The differences between woven, knit, and non-woven fabr […]
The differences between woven, knit, and non-woven fabrics come down first to manufacturing process, and then to the qualities of the final product.
The primary non-woven fabric would be felt. Felting is the oldest known means of making cloth and exists in most cultures. Not all fibers are suitable for making felt because felting requires that the fibers will clump and adhere to each other to form a mat. Felt is traditionally made by taking animal fleeces, fur, or hair fibers and compacting and matting them (usually while wet, because moisture aids the felting process) until the individual fibers mat together into a single piece. The resulting fabric has no grain or visibly separate threads or fibers, doesn’t unravel, is not stretchy when dry, and is comparatively thick and heavy. Felt can be used for making tents and blankets as well as clothing and hats. (Unlike typical woven or knit fabrics, felt can be stretched molded into a shape while wet that it will retain when dry, making it particularly suitable for blocking into hats.)
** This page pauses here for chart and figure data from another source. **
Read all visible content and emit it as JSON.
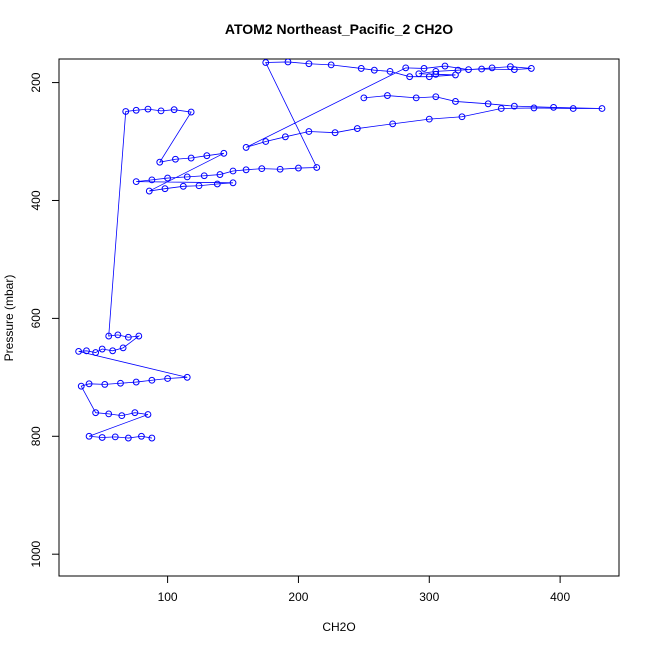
{
  "chart_data": {
    "type": "scatter",
    "title": "ATOM2 Northeast_Pacific_2 CH2O",
    "xlabel": "CH2O",
    "ylabel": "Pressure (mbar)",
    "xlim": [
      17,
      445
    ],
    "ylim": [
      1037,
      160
    ],
    "y_reversed": true,
    "x_ticks": [
      100,
      200,
      300,
      400
    ],
    "y_ticks": [
      200,
      400,
      600,
      800,
      1000
    ],
    "grid": false,
    "series": [
      {
        "color": "#0000ff",
        "marker": "open-circle",
        "connected": true,
        "points": [
          [
            250,
            226
          ],
          [
            268,
            222
          ],
          [
            290,
            226
          ],
          [
            305,
            224
          ],
          [
            320,
            232
          ],
          [
            345,
            236
          ],
          [
            365,
            240
          ],
          [
            395,
            242
          ],
          [
            432,
            244
          ],
          [
            410,
            244
          ],
          [
            380,
            243
          ],
          [
            355,
            244
          ],
          [
            325,
            258
          ],
          [
            300,
            262
          ],
          [
            272,
            270
          ],
          [
            245,
            278
          ],
          [
            228,
            285
          ],
          [
            208,
            283
          ],
          [
            190,
            292
          ],
          [
            175,
            300
          ],
          [
            160,
            310
          ],
          [
            282,
            175
          ],
          [
            296,
            176
          ],
          [
            312,
            172
          ],
          [
            330,
            178
          ],
          [
            348,
            175
          ],
          [
            362,
            173
          ],
          [
            378,
            176
          ],
          [
            365,
            178
          ],
          [
            340,
            177
          ],
          [
            322,
            179
          ],
          [
            305,
            181
          ],
          [
            292,
            185
          ],
          [
            305,
            186
          ],
          [
            320,
            187
          ],
          [
            300,
            190
          ],
          [
            285,
            190
          ],
          [
            270,
            181
          ],
          [
            258,
            179
          ],
          [
            248,
            176
          ],
          [
            225,
            170
          ],
          [
            208,
            168
          ],
          [
            192,
            165
          ],
          [
            175,
            166
          ],
          [
            214,
            344
          ],
          [
            200,
            345
          ],
          [
            186,
            347
          ],
          [
            172,
            346
          ],
          [
            160,
            348
          ],
          [
            150,
            350
          ],
          [
            140,
            356
          ],
          [
            128,
            358
          ],
          [
            115,
            360
          ],
          [
            100,
            362
          ],
          [
            88,
            365
          ],
          [
            76,
            368
          ],
          [
            150,
            370
          ],
          [
            138,
            372
          ],
          [
            124,
            375
          ],
          [
            112,
            376
          ],
          [
            98,
            380
          ],
          [
            86,
            384
          ],
          [
            143,
            320
          ],
          [
            130,
            324
          ],
          [
            118,
            328
          ],
          [
            106,
            330
          ],
          [
            94,
            335
          ],
          [
            118,
            250
          ],
          [
            105,
            246
          ],
          [
            95,
            248
          ],
          [
            85,
            245
          ],
          [
            76,
            247
          ],
          [
            68,
            249
          ],
          [
            55,
            630
          ],
          [
            62,
            628
          ],
          [
            70,
            632
          ],
          [
            78,
            630
          ],
          [
            66,
            650
          ],
          [
            58,
            655
          ],
          [
            50,
            652
          ],
          [
            45,
            658
          ],
          [
            38,
            655
          ],
          [
            32,
            656
          ],
          [
            115,
            700
          ],
          [
            100,
            702
          ],
          [
            88,
            705
          ],
          [
            76,
            708
          ],
          [
            64,
            710
          ],
          [
            52,
            712
          ],
          [
            40,
            711
          ],
          [
            34,
            715
          ],
          [
            45,
            760
          ],
          [
            55,
            762
          ],
          [
            65,
            765
          ],
          [
            75,
            760
          ],
          [
            85,
            763
          ],
          [
            40,
            800
          ],
          [
            50,
            802
          ],
          [
            60,
            801
          ],
          [
            70,
            803
          ],
          [
            80,
            800
          ],
          [
            88,
            803
          ]
        ]
      }
    ]
  }
}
Woven fabric is, as the name implies, made by weaving. To weave fabric, warp threads are fixed in a parallel pattern in a loom, and then a weft thread is passed back and forth, perpendicular to the warp and passing over and under alternating warp threads with each pass through the warp. The resulting fabric can be very fine or quite heavy, with an open or tight weave, all depending on what thread was used and how tightly the threads were packed in the weaving process. Woven fabric can fray and unravel from cut edges if they are not sewn down, or pinked, or otherwise fray-checked. Woven fabric doesn’t usually have much stretch to it “with the grain,” i.e. in the direction that the warp or weft threads run, but will have some stretchiness “on the bias,” i.e. along a line that runs at a 45 degree angle from the warp or weft. Fabric can be woven from pretty much any fiber that can be spun into thread and has enough tensile strength to avoid breaking when tightly warped into a loom.
Knit fabric is made by knitting, which is a process of creating loops along a single continuous thread or yarn, and then creating and pulling another tier of loops through the row or circle of previous loops until the desired size and length of fabric is achieved. Knitting can be done by hand, with knitting needles, where the loops are formed on the needles and new loops are formed and sequentially pulled through at the point where the needles meet. Knitting can also be done by hand using a knitting loom, where the first set of loops are formed around the pins of the loom, and subsequent ones are pulled through them using a crochet hook. Knitting can also be done by machine, which works much like a knitting loom, except that there will be dozens of hooks that pull through dozens of loops simultaneously, so that the fabric is formed much faster. Knitting produces by far the stretchiest fabric, and is most commonly made out of thread or yarn that has a certain amount of stretch to it also.